Speaking at Saturday's Education Writer's Association's Conference on Higher Education, held at Northeastern University, Warren did not outline a specific proposal. She said Congress could do more to help those with student loan debt, like give better funding to public colleges.

"We stepped a piece at a time into making student loans impossible to deal with when a person hits a financial crisis, there are a lot of steps we could take back out of that," Warren said. "I'd like us to go a long way toward letting people deal with student loans the same way they deal with home mortgages and medical debts."

While presenting her own, she advocated for the retracement of numerous reforms made in the past 30 years that has made harder discharging student loan debt. She has already co-sponsored legislation from Sen. Dick Durbin (D-Ill.) that has made the rounds through the past two sessions of Congress.

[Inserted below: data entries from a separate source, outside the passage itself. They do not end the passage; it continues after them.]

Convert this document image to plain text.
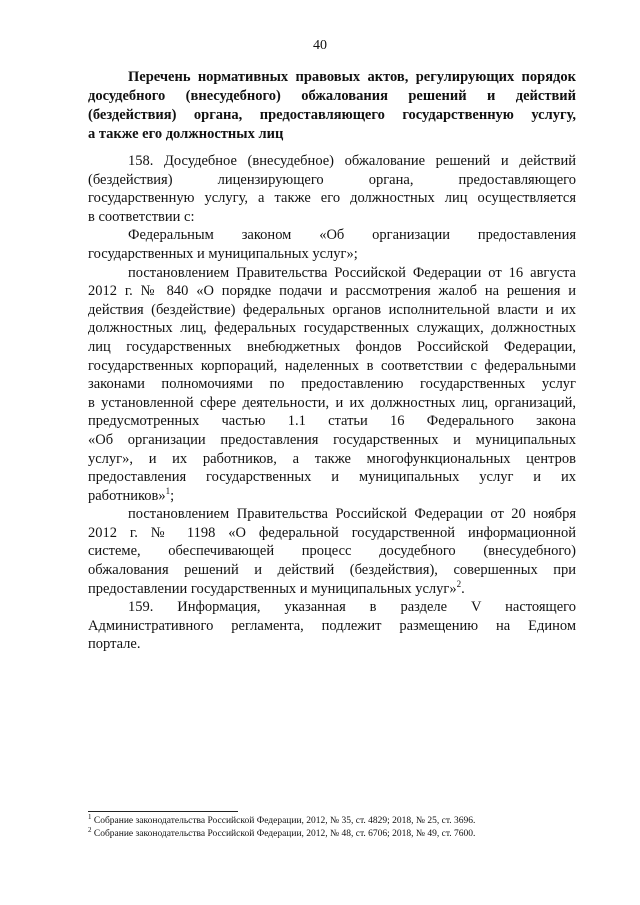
40
Перечень нормативных правовых актов, регулирующих порядок
досудебного (внесудебного) обжалования решений и действий
(бездействия) органа, предоставляющего государственную услугу,
а также его должностных лиц
158. Досудебное (внесудебное) обжалование решений и действий
(бездействия) лицензирующего органа, предоставляющего
государственную услугу, а также его должностных лиц осуществляется
в соответствии с:
Федеральным законом «Об организации предоставления
государственных и муниципальных услуг»;
постановлением Правительства Российской Федерации от 16 августа
2012 г. № 840 «О порядке подачи и рассмотрения жалоб на решения и
действия (бездействие) федеральных органов исполнительной власти и их
должностных лиц, федеральных государственных служащих, должностных
лиц государственных внебюджетных фондов Российской Федерации,
государственных корпораций, наделенных в соответствии с федеральными
законами полномочиями по предоставлению государственных услуг
в установленной сфере деятельности, и их должностных лиц, организаций,
предусмотренных частью 1.1 статьи 16 Федерального закона
«Об организации предоставления государственных и муниципальных
услуг», и их работников, а также многофункциональных центров
предоставления государственных и муниципальных услуг и их
работников»$^1$;
постановлением Правительства Российской Федерации от 20 ноября
2012 г. № 1198 «О федеральной государственной информационной
системе, обеспечивающей процесс досудебного (внесудебного)
обжалования решений и действий (бездействия), совершенных при
предоставлении государственных и муниципальных услуг»$^2$.
159. Информация, указанная в разделе V настоящего
Административного регламента, подлежит размещению на Едином
портале.
$^1$ Собрание законодательства Российской Федерации, 2012, № 35, ст. 4829; 2018, № 25, ст. 3696.
$^2$ Собрание законодательства Российской Федерации, 2012, № 48, ст. 6706; 2018, № 49, ст. 7600.
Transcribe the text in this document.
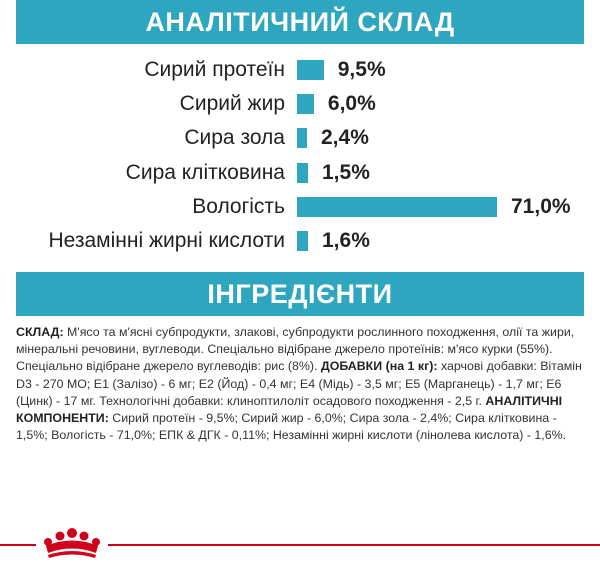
АНАЛІТИЧНИЙ СКЛАД
Сирий протеїн	9,5%
Сирий жир 6,0%
Сира зола 2,4%
Сира клітковина 1,5%
Вологість	71,0%
Незамінні жирні кислоти 1,6%
ІНГРЕДІЄНТИ
СКЛАД: М'ясо та м'ясні субпродукти, злакові, субпродукти рослинного походження, олії та жири, мінеральні речовини, вуглеводи. Спеціально відібране джерело протеїнів: м'ясо курки (55%). Спеціально відібране джерело вуглеводів: рис (8%). ДОБАВКИ (на 1 кг): харчові добавки: Вітамін D3 - 270 МО; E1 (Залізо) - 6 мг; E2 (Йод) - 0,4 мг; E4 (Мідь) - 3,5 мг; E5 (Марганець) - 1,7 мг; E6 (Цинк) - 17 мг. Технологічні добавки: клиноптилоліт осадового походження - 2,5 г. АНАЛІТИЧНІ КОМПОНЕНТИ: Сирий протеїн - 9,5%; Сирий жир - 6,0%; Сира зола - 2,4%; Сира клітковина - 1,5%; Вологість - 71,0%; ЕПК & ДГК - 0,11%; Незамінні жирні кислоти (лінолева кислота) - 1,6%.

The legislation would rescind a 2005 reform that made private student loans unaffected by filing for bankruptcy. In other words, Warren, Durbin and the 35 consumer and student advocacy groups who back the legislation would like filing for bankruptcy to discharge any private student loans.

"Americans with private education loans who fall on hard times deserve bankruptcy relief and a fresh start just like everyone else," said Pauline Abernathy, vice president of The Institute for College Access and Success, which runs the Project on Student Debt.

In her speech, Warren talked on the massive profits the federal government makes on student loans. During the last Congress debate over federal student loan interest rates, Warren presented a bill that would lower them drastically, but it gained no traction.

"Young people get into trouble on these debts and you know what happens? It just means the amount they owe keeps going up and up and up," Warren said. "It's crushing these kids."